5:15 PM - 6:45 PM
[ACG34-P05] Dynamical downscaling of future sea level change around Japan using high-resolution ocean model
Keywords:Sea level change, Dynamical downscaling, Global warming, Kuroshio Current
Sea level rise is one of the most apparent manifestations of global warming, and it directly threatens coastal areas due to increased erosion and more frequent storm-surge flooding. Results from Global Climate Models (GCMs), such as those involved in CMIP6, have played an important role in informing diverse assessments of future impacts of climate change. However, the raw outputs are insufficient to address the issues of concern to stakeholders. The two primary impediments to impact studies are that the spatial scale of the GCMs may not be as fine as end users require and that the raw output is likely to contain biases relative to observed data, requiring some bias correction. Since increasing the resolution of GCMs requires considerable computational resources and may not improve regional biases, downscaling techniques are required to use GCM outputs in impact assessment studies.
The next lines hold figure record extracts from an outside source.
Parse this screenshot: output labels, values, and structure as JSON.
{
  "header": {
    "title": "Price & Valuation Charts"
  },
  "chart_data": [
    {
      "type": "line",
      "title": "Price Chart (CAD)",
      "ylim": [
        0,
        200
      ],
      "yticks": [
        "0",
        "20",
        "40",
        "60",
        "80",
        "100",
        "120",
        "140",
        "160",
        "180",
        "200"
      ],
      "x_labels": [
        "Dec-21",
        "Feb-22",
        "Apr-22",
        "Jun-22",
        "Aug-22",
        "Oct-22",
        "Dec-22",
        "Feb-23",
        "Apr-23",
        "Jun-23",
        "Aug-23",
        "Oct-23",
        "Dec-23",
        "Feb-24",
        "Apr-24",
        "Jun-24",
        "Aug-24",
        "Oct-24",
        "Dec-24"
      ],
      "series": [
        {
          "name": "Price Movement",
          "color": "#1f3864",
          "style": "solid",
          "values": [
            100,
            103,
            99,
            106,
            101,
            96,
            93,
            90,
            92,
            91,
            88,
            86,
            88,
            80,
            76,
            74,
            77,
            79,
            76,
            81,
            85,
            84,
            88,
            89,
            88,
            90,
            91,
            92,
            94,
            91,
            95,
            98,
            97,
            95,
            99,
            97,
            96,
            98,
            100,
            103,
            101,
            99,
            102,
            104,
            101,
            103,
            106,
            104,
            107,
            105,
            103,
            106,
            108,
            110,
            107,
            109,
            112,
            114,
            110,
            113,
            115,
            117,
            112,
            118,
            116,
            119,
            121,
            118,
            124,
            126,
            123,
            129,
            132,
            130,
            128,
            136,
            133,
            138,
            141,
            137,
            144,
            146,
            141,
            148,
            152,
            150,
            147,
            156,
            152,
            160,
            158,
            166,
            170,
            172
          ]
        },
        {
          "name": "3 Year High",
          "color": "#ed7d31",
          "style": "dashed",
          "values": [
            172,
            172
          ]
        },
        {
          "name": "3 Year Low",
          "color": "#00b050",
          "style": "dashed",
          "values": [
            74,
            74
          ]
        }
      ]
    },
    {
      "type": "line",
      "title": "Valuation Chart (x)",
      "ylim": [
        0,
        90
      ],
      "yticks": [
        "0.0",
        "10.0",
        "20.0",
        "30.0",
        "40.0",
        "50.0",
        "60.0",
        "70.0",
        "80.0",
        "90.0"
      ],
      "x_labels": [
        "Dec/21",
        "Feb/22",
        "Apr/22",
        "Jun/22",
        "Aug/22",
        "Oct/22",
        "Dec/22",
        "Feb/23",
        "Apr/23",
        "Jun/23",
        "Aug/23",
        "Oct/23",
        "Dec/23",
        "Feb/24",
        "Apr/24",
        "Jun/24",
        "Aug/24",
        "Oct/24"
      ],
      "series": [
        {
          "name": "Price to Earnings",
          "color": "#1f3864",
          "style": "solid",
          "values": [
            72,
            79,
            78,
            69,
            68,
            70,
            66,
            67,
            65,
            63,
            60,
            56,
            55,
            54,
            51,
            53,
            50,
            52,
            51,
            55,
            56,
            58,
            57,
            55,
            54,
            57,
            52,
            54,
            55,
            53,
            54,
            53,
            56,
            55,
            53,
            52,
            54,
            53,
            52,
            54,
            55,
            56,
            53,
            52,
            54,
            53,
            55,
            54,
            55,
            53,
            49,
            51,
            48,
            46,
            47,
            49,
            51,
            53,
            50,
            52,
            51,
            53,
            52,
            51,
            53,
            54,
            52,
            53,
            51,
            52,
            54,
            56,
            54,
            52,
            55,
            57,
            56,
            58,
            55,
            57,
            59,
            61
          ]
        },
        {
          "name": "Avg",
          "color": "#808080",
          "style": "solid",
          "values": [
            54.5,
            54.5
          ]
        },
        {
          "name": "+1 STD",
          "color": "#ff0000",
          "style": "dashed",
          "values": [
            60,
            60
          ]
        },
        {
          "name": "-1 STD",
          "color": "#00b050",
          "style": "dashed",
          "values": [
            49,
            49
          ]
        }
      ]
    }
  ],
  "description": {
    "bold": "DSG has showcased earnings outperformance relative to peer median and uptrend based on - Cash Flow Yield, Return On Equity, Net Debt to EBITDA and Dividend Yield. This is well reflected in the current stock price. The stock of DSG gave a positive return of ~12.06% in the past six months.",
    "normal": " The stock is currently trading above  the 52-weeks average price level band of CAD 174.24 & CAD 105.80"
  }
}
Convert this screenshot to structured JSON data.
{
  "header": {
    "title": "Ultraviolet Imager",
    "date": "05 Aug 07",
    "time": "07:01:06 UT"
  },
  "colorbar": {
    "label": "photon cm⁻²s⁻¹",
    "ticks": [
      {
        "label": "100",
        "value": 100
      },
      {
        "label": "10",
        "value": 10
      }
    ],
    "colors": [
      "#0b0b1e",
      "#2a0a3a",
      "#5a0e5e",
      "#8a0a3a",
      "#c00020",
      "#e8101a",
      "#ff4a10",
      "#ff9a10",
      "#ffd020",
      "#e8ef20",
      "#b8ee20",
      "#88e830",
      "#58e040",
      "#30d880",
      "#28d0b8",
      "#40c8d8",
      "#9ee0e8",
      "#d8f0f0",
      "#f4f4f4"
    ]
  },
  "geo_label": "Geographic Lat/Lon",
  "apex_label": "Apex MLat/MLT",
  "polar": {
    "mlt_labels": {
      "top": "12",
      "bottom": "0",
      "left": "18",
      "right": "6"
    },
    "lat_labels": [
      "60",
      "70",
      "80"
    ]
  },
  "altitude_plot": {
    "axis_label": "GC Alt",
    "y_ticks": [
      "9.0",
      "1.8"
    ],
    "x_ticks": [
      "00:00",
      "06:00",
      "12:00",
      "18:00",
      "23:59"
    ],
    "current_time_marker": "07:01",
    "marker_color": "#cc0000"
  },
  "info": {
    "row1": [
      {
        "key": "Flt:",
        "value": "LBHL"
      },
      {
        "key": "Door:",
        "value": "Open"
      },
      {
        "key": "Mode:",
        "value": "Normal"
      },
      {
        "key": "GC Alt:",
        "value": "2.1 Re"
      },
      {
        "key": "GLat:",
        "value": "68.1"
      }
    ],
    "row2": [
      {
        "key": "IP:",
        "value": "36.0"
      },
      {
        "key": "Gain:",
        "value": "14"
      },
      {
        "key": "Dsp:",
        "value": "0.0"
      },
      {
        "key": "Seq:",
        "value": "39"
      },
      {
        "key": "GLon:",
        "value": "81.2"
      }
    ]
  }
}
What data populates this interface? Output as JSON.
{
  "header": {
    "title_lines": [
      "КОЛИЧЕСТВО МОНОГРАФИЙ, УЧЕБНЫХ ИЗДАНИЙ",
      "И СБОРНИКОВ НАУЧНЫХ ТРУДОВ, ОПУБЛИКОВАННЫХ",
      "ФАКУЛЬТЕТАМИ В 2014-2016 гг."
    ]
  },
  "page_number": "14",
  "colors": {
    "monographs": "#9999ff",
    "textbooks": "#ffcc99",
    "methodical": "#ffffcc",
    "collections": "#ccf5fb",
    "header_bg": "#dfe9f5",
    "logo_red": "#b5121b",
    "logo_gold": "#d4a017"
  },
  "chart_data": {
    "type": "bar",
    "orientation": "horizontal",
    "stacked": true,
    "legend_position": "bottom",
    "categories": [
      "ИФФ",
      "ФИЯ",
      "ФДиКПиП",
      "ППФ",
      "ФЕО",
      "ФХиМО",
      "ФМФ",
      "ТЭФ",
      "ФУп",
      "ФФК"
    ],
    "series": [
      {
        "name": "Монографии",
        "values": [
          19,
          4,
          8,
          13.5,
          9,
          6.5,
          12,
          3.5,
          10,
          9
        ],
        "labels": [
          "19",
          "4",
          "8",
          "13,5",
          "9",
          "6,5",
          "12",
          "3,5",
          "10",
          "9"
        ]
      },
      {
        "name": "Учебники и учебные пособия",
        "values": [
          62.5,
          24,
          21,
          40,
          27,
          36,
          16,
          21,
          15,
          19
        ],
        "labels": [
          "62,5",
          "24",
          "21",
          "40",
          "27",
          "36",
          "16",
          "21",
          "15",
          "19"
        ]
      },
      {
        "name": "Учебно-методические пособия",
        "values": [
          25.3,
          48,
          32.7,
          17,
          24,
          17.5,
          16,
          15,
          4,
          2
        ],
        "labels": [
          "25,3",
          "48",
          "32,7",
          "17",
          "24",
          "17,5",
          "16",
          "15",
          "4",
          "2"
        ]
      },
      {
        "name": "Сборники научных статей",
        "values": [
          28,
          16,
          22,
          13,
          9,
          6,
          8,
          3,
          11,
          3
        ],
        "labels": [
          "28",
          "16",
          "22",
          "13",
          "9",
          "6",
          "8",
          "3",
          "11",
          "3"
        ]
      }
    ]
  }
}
Therefore, Nishikawa et al. (2021) integrated a high-resolution regional ocean model for impact assessment studies of the Japanese coastal area with boundary conditions for outputs of CMIP GCMs. They created a 2km mesh high-resolution oceanographic dataset to assess the effects of global warming. However, as their model is directly forced by GCM outputs with biases in the meridional position of the westerly jet, the dataset includes climatological biases in the Kuroshio current pathways. To mitigate this climatological bias, we used the observation-based atmospheric reanalysis data (JRA55-do) as a boundary condition to simulate a high-resolution ocean model (COCO5 with 10km horizontal resolution) and added future warming anomalies from GCMs as a boundary condition to assess the impact of warming. The anomalies for future warming are estimated as the difference between the climatological values of the historical experiment (1981-2010) and the climatological values during 2081-2100 (4℃ warming experiment) and 2041-2060 (2℃ warming experiment) for the SSP585 scenario of MIROC6. Note that the interannual variability in this experiment remains the same as in JRA55-do and does not include modification of interannual variability due to global warming. The large-scale sea level response around Japan in this simulation is consistent with the results of the CMIP6 model ensemble, but the response is sharper around the Kuroshio Current. Details will be shown in the presentation.